Le psyllium est le nom commun utilisé pour plusieurs membres du genre Plantago de la famille des Plantaginacées. Il convient de distinguer le psyllium blond ou ispaghul (Plantago ovata) du psyllium de Provence (Plantago afra). Dans cette présentation, la dénomination psyllium fait référence à l’ispaghul, une espèce de plantain originaire des régions désertiques de l’Afrique du Nord, de l’Asie du Sud-Ouest et du sud-ouest des États-Unis (photo 3).
Le psyllium est utilisé chez le cheval pour son effet supposé d’extracteur du sable intestinal, déduit de son action laxative chez l’homme [19]. Plusieurs études, menées pour évaluer son rôle lors de sablose intestinale équine, ont abouti à des résultats contradictoires. Si aucun effet du psyllium n’a été noté sur du sable placé chirurgicalement dans les intestins, l’action d’un complément à base de psyllium et de prébiotiques/probiotiques a en revanche été observée lorsque celui-ci était utilisé de manière préventive [10, 18].

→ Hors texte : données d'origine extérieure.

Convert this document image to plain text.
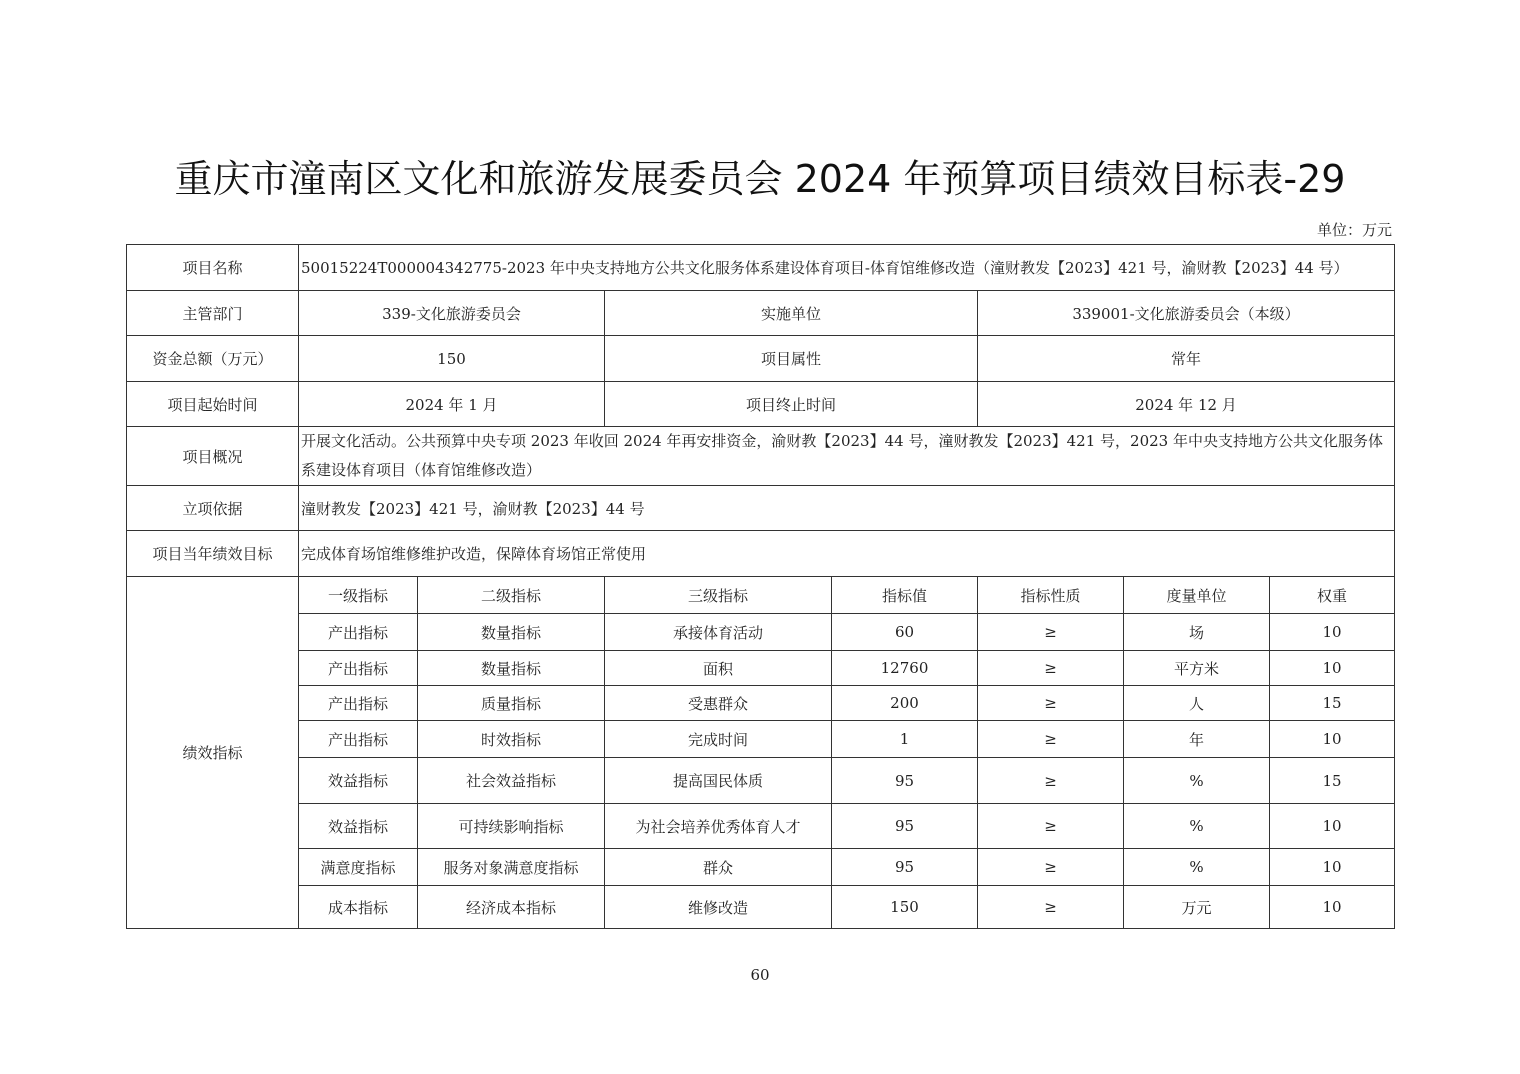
重庆市潼南区文化和旅游发展委员会 2024 年预算项目绩效目标表-29
单位：万元
项目名称	50015224T000004342775-2023 年中央支持地方公共文化服务体系建设体育项目-体育馆维修改造（潼财教发【2023】421 号，渝财教【2023】44 号）						
主管部门	339-文化旅游委员会		实施单位		339001-文化旅游委员会（本级）		
资金总额（万元）	150		项目属性		常年		
项目起始时间	2024 年 1 月		项目终止时间		2024 年 12 月		
项目概况	开展文化活动。公共预算中央专项 2023 年收回 2024 年再安排资金，渝财教【2023】44 号，潼财教发【2023】421 号，2023 年中央支持地方公共文化服务体系建设体育项目（体育馆维修改造）						
立项依据	潼财教发【2023】421 号，渝财教【2023】44 号						
项目当年绩效目标	完成体育场馆维修维护改造，保障体育场馆正常使用						
绩效指标	一级指标	二级指标	三级指标	指标值	指标性质	度量单位	权重
	产出指标	数量指标	承接体育活动	60	≥	场	10
	产出指标	数量指标	面积	12760	≥	平方米	10
	产出指标	质量指标	受惠群众	200	≥	人	15
	产出指标	时效指标	完成时间	1	≥	年	10
	效益指标	社会效益指标	提高国民体质	95	≥	%	15
	效益指标	可持续影响指标	为社会培养优秀体育人才	95	≥	%	10
	满意度指标	服务对象满意度指标	群众	95	≥	%	10
	成本指标	经济成本指标	维修改造	150	≥	万元	10
60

Cependant, d’après une étude menée en 2020 avec un groupe contrôle, cet effet ne serait pas significatif [11]. L’association du psyllium au sulfate de magnésium a en revanche montré un intérêt lors du traitement d’une sablose intestinale chez 34 chevaux [22].
Cependant, la complémentation en psyllium n’est pas sans risque d’effets secondaires. Ainsi, un cas clinique rapporte la formation de deux bézoards (au niveau de l’antre pylorique et du duodénum) ayant entraîné une rupture de la paroi gastrique chez un cheval en coliques [2]. Par ailleurs, la complémentation en psyllium est associée à des changements temporaires au niveau du microbiote fécal équin [20].
Les smectites sont des minéraux argileux. La di-tri-octahedral (DTO) smectite a montré des effets in vitro sur la neutralisation des toxines clostridiennes chez le cheval [30]. Chez l’homme, la DTO smectite présente un intérêt pour le traitement de la diarrhée [13]. Le mécanisme n’est pas totalement élucidé, mais il s’agirait d’une réduction des lésions de l’épithélium intestinal par les bactéries pathogènes [23]. Chez le cheval, cet effet a également été observé in vivo avec une diminution significative des cas de diarrhée postopératoire [12].